Sunday, September 19, 2010

Morning Weather Report Turned Afternoon Rant

It’s been pouring up here in the Seattle area. Record amounts of rain coming down in sheets, in big fat wet drops. It’s awesome. Along with some of the trees starting to turn, it’s fantastically fallish. And earlier than I’ve ever experienced an autumn. After the unrelenting heat of my Sonora summer, it’s such sweet relief. I love fall almost as much as I love rain. I think it’s the season that makes me most aware of nature, most in tune with the feel of it, and the sounds of it. Spring does too, but it’s different than fall. Fall is cozy, it’s fresh, it’s invigorating in that “it’s time to hibernate in the cave” sort of way. It makes me want to curl up with a blanket, a fire, and a good book—though one thing the depression has done is render me unable to read for more than about ten minutes at a time. It’s a concentration thing. So unusual for me, who normally, especially in weather like this, can read for hours on end.

Another thing I’m realizing about depression is how it ravages self esteem. I’ve read it in books, seen it in all the “symptoms of depression” lists, but I haven’t wanted to see it in myself. But it’s true. When it comes to how I feel about myself right now, it’s like I’ve been thrown backward decades, and all the work and growth and healing, all the wisdom, the acceptance, the understanding gained over the years, has all vanished, replaced by acute levels of insecurity, self-criticism, and self-judgment.

Not that I wasn’t skating on thin ice in that department anyway. Single for the first time in thirty-five years, in my late fifties, in a world where youth rules, where I’ve heard that men of any age pretty much won’t date a woman over fifty. Seeing myself for the first time since my early twenties not through my own eyes but through the perceived piercing eyes of men, it’s felt like a gut punch. Starting a few months before we separated, when our marriage therapist, a woman about my age, announced that she knew what would happen if we separated: he’ll (looking at my husband) have someone new within four to six months, and you, (looking at me) well, you’re over fifty, and men just don’t want women over fifty, so you’ll… you know… you’ll most likely be alone for the rest of your life.

I swear to god she said it. Verbatim. I'll never forget it.

He and I did not separate with the idea of finding someone else. I had not even thought in those terms. I’d only thought of ending the pain between us, of relieving us both of the disappointment, hurt, disillusionment, of saving us from the bitterness that had begun fermenting between us. I’d thought in terms of freedom, and the opportunity to be happy, whatever that meant, and of possibility. I think he’d say the same.

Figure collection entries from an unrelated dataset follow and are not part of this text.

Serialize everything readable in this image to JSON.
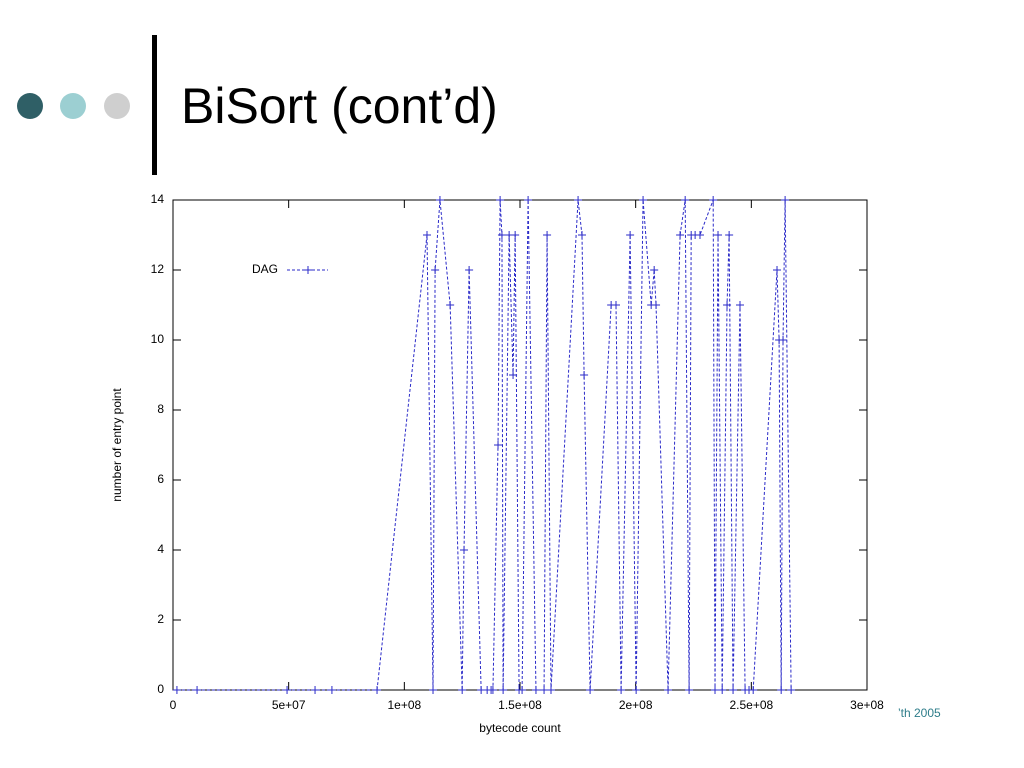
{
  "slide_title": "BiSort (cont’d)",
  "footer": "’th 2005",
  "chart_data": {
    "type": "line",
    "xlabel": "bytecode count",
    "ylabel": "number of entry point",
    "xlim": [
      0,
      300000000
    ],
    "ylim": [
      0,
      14
    ],
    "xticks": [
      0,
      {
        "value": 50000000,
        "label": "5e+07"
      },
      {
        "value": 100000000,
        "label": "1e+08"
      },
      {
        "value": 150000000,
        "label": "1.5e+08"
      },
      {
        "value": 200000000,
        "label": "2e+08"
      },
      {
        "value": 250000000,
        "label": "2.5e+08"
      },
      {
        "value": 300000000,
        "label": "3e+08"
      }
    ],
    "yticks": [
      0,
      2,
      4,
      6,
      8,
      10,
      12,
      14
    ],
    "grid": false,
    "legend": "top left",
    "x": [
      1700000,
      10400000,
      49300000,
      61400000,
      68700000,
      88200000,
      109800000,
      112400000,
      113300000,
      115400000,
      119800000,
      125000000,
      125800000,
      128000000,
      133200000,
      135800000,
      137500000,
      138300000,
      140500000,
      141400000,
      142200000,
      142700000,
      145300000,
      147000000,
      147900000,
      149600000,
      150900000,
      153500000,
      156900000,
      160400000,
      161700000,
      163400000,
      175100000,
      176800000,
      177700000,
      180300000,
      189400000,
      191500000,
      193700000,
      197600000,
      200200000,
      203200000,
      206700000,
      208000000,
      208800000,
      214000000,
      219200000,
      221400000,
      223100000,
      224000000,
      225700000,
      227800000,
      233500000,
      234300000,
      235600000,
      237400000,
      239500000,
      240400000,
      242100000,
      245100000,
      247300000,
      249000000,
      250800000,
      261100000,
      262000000,
      262900000,
      263700000,
      264600000,
      267200000
    ],
    "series": [
      {
        "name": "DAG",
        "color": "#2a2ac8",
        "values": [
          0,
          0,
          0,
          0,
          0,
          0,
          13,
          0,
          12,
          14,
          11,
          0,
          4,
          12,
          0,
          0,
          0,
          0,
          7,
          14,
          13,
          0,
          13,
          9,
          13,
          0,
          0,
          14,
          0,
          0,
          13,
          0,
          14,
          13,
          9,
          0,
          11,
          11,
          0,
          13,
          0,
          14,
          11,
          12,
          11,
          0,
          13,
          14,
          0,
          13,
          13,
          13,
          14,
          0,
          13,
          0,
          11,
          13,
          0,
          11,
          0,
          0,
          0,
          12,
          10,
          0,
          10,
          14,
          0
        ]
      }
    ]
  }
}
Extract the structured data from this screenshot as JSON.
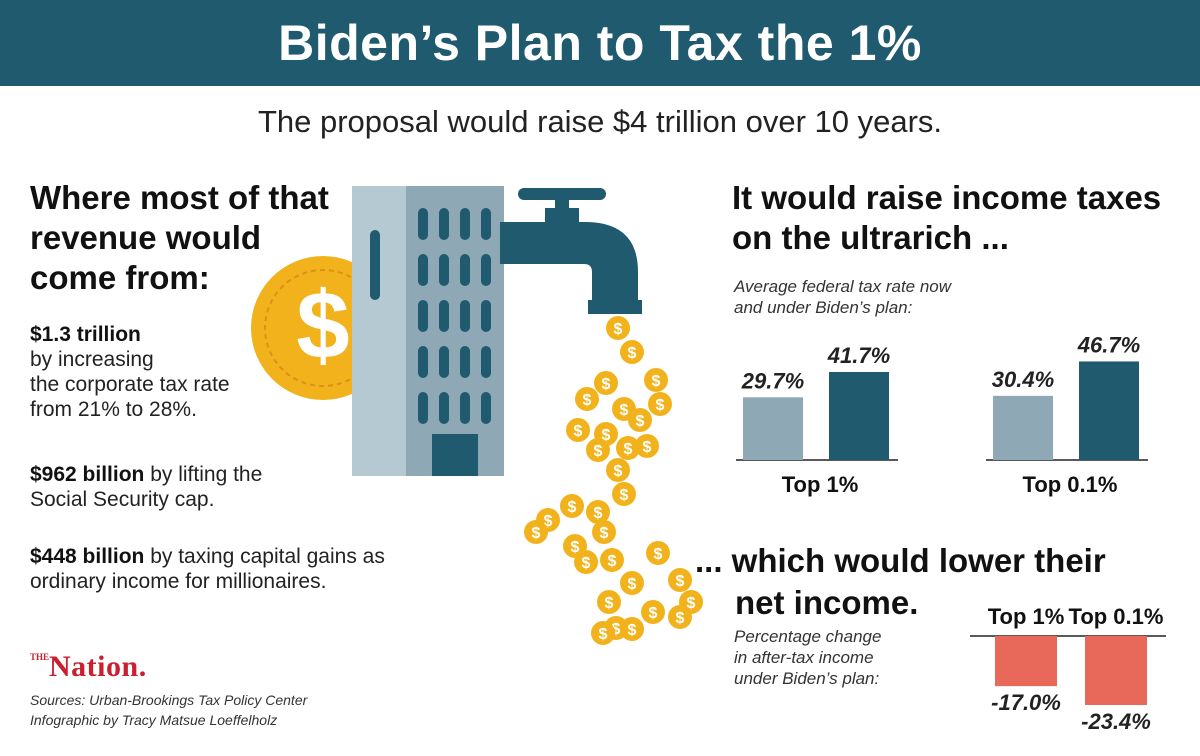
{
  "title": "Biden’s Plan to Tax the 1%",
  "subtitle": "The proposal would raise $4 trillion over 10 years.",
  "left": {
    "heading_lines": [
      "Where most of that",
      "revenue would",
      "come from:"
    ],
    "items": [
      {
        "amount": "$1.3 trillion",
        "lines": [
          "by increasing",
          "the corporate tax rate",
          "from 21% to 28%."
        ]
      },
      {
        "amount": "$962 billion",
        "rest": " by lifting the",
        "lines": [
          "Social Security cap."
        ]
      },
      {
        "amount": "$448 billion",
        "rest": " by taxing capital gains as",
        "lines": [
          "ordinary income for millionaires."
        ]
      }
    ]
  },
  "logo": {
    "the": "THE",
    "name": "Nation."
  },
  "credits": {
    "sources": "Sources: Urban-Brookings Tax Policy Center",
    "author": "Infographic by Tracy Matsue Loeffelholz"
  },
  "illustration": {
    "coin_symbol": "$",
    "icons": [
      "building-icon",
      "faucet-icon",
      "coin-icon"
    ]
  },
  "colors": {
    "banner": "#1f5a6e",
    "now_bar": "#8fa8b6",
    "plan_bar": "#1f5a6e",
    "negative_bar": "#e8695a",
    "coin": "#f2b21c"
  },
  "right": {
    "heading_lines": [
      "It would raise income taxes",
      "on the ultrarich ..."
    ],
    "note_lines": [
      "Average federal tax rate now",
      "and under Biden’s plan:"
    ]
  },
  "bottom": {
    "heading_lines": [
      "... which would lower their",
      "net income."
    ],
    "note_lines": [
      "Percentage change",
      "in after-tax income",
      "under Biden’s plan:"
    ]
  },
  "chart_data": [
    {
      "type": "bar",
      "groups": [
        {
          "name": "Top 1%",
          "values": [
            29.7,
            41.7
          ],
          "labels": [
            "29.7%",
            "41.7%"
          ]
        },
        {
          "name": "Top 0.1%",
          "values": [
            30.4,
            46.7
          ],
          "labels": [
            "30.4%",
            "46.7%"
          ]
        }
      ],
      "series_colors": [
        "#8fa8b6",
        "#1f5a6e"
      ]
    },
    {
      "type": "bar",
      "categories": [
        "Top 1%",
        "Top 0.1%"
      ],
      "values": [
        -17.0,
        -23.4
      ],
      "labels": [
        "-17.0%",
        "-23.4%"
      ]
    }
  ]
}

What I had not thought about was some random idea about desirability, or whether or not, because of that, I’d be alone or not alone. For the rest of my life, no less. Of course I thought about it, how can you not, give then situation. But I never dwelled there. And though we never went back to her after what she said, though I knew it was completely wrong and out of line to say it, and I knew that though statistically she was right but that it is always, always indivdual, what she said not only terrified me on some primal level, but worse, it undermined something, some sense of basic okayness on some very subtle level, and suddenly I began seeing myself through what I wasn’t, instead of what I was, who I’m not, instead of who I am.

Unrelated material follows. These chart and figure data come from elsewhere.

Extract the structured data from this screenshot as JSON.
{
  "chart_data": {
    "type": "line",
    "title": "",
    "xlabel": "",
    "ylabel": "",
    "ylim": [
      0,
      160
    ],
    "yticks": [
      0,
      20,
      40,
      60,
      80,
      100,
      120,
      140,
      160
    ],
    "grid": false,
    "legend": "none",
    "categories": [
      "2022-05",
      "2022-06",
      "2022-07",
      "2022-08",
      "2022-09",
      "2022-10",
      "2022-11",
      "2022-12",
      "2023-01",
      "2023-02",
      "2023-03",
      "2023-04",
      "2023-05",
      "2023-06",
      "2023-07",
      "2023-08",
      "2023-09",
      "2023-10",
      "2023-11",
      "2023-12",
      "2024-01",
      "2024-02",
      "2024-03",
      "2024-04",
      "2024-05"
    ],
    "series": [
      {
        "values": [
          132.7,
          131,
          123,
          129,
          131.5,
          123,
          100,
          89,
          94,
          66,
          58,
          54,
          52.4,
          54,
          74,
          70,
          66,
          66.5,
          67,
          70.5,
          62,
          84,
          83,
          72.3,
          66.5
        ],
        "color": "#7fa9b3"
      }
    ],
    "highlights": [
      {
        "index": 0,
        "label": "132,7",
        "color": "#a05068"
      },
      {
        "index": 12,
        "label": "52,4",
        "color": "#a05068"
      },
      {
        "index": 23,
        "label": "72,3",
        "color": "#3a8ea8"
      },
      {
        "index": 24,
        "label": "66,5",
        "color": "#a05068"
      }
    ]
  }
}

Now the depression has added its own layer of self esteem and self worth issues, like frosting on the already baked cake. And even though I am not "looking," even though (when not depressed anyway) I am perfectly content being alone, even though I would much rather be alone forever than ever have a less than completely satisfying and invigorating relationship, it is hard and sad to know that there are many people out there upon whose radar I would not even begin to be, to whom I would be fundamentally invisible, no matter their age, simply because of mine. Divorcing in my fifties, being a single woman over fify, I've become part of a marginalized (stigmatized?) group. Out of the mouth of our marriage counselor: men don't want a woman over fifty.

In fairness, it's not all men. Though I know they're out there. I know it personally from men I know. I know it from my friends who've done match dot com and e harmony dot com. I've heard it from my younger single friends who have men friends-some in their fifties-who will only date much younger women. Nor is it even really their fault... and it says volumes about the culture we live in.

I have no idea where this rant came from. (Except maybe one of the other things that comes along with depression, namely, anger.) Here I was, minding my own business, writing about how much I'm enjoying the weather, and wham, out it all came. I'm totally tempted to delete the whole thing. Though I won't. It deserves to be said. Not just for me, but for all the fantastic single women out there over fifty; who are fun and interesting and smart and wise and sexy and accomplished women.

And for the record, in our case anyway, the therapist was wrong. It's been a year and nine months since we separated. And he's still as single as I am.